Give up? It is this: “. . . because God has said, ‘Never will I leave you; never will I forsake you.’”
Give up? It is this: “. . . because God has said, ‘Never will I leave you; never will I forsake you.’”
I think that’s fascinating. The reason we are to keep our lives free from the love of money is that God has said He will never leave us nor forsake us. That statement explodes with the insight that a primary reason the love of money inexorably creeps into our lives is that we long for security, and we believe that money will give it to us.
Money keeps the mortgage paid, food on the table, and our lives intact. Or does it? What would your life be like it you believed, actually were convinced on a moment-by-moment basis, that the thing that sustains you is not money, nor food, nor anything less than God Himself? And furthermore that He will always sustain you, come what may. Because He will never leave you, and never forsake you, whatever you are facing will be okay. And if it’s not okay, that will be okay. He will never leave you. He will never forsake you.

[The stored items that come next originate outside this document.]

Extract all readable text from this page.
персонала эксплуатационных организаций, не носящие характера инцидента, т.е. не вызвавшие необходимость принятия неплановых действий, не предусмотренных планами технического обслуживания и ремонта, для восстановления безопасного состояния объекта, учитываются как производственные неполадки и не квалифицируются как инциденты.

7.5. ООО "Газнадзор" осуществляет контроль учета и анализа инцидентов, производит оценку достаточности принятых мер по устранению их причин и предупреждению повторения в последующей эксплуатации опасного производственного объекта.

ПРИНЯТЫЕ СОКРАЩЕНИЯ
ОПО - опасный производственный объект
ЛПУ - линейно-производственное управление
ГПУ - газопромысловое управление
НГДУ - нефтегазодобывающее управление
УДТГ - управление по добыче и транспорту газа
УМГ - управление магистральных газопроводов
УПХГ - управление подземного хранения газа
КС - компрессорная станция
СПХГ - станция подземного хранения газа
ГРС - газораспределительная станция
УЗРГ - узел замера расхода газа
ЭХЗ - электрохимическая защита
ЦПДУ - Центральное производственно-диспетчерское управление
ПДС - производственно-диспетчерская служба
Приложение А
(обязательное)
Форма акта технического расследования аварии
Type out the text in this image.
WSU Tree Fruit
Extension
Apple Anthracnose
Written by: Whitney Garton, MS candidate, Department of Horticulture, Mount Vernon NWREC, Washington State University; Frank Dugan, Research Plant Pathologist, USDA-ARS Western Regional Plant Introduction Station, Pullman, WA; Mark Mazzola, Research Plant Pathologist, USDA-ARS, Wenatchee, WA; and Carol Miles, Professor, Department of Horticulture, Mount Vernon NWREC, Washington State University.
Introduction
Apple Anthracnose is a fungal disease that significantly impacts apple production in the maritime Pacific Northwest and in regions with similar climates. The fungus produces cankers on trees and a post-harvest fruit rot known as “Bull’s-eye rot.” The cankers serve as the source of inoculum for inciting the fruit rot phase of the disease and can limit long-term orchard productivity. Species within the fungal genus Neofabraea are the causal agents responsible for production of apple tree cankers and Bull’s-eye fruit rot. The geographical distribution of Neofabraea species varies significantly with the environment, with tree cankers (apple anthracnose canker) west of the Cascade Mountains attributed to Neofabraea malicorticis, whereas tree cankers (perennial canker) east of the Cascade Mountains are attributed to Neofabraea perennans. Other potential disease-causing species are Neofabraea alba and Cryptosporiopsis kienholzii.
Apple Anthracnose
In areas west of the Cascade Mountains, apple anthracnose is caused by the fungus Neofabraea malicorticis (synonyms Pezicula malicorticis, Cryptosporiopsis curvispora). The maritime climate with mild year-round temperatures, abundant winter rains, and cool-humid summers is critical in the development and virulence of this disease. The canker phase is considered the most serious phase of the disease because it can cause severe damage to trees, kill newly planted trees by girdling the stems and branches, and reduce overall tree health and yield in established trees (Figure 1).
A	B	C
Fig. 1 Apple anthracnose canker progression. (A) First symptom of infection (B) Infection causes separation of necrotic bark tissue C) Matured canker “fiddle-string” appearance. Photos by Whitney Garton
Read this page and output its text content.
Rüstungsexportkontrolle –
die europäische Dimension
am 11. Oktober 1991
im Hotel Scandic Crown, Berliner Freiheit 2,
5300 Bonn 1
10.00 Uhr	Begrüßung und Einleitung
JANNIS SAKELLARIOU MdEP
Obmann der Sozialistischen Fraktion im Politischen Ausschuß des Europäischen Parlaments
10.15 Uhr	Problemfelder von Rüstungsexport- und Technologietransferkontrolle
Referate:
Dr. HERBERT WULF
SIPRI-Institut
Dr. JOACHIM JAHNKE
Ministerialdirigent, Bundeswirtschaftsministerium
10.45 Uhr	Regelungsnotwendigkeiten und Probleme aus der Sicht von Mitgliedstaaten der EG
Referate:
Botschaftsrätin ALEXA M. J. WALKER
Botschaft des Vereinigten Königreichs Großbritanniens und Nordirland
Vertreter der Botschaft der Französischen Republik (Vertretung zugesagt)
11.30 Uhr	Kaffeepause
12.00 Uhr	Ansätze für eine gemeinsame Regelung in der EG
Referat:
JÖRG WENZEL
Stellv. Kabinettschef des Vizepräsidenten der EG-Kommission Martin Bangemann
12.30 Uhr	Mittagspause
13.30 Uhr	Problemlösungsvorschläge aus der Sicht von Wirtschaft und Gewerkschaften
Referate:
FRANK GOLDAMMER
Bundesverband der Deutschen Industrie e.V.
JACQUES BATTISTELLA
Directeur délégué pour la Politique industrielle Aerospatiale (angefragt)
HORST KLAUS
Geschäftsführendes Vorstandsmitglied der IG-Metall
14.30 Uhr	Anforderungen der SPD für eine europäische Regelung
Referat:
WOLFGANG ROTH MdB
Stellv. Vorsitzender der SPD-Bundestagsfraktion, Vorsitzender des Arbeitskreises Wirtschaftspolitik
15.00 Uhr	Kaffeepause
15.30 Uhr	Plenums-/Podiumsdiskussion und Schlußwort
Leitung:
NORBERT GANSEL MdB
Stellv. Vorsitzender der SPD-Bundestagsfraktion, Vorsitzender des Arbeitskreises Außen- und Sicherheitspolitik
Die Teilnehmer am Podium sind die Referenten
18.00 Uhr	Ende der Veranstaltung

This promise becomes all the more astonishing when we remember that one man truly was forsaken by God. As Jesus hung in anguish on the cross the Father turned His face away. Specifically because Jesus was forsaken, we never need to fear being forsaken ourselves, come what may. And therefore we do not need to hope ﹘ indeed we mustn’t hope ﹘ in lesser sources of security and sustenance.
As we fast today, may the certain promise that God will never forsake you be your source of security and hope.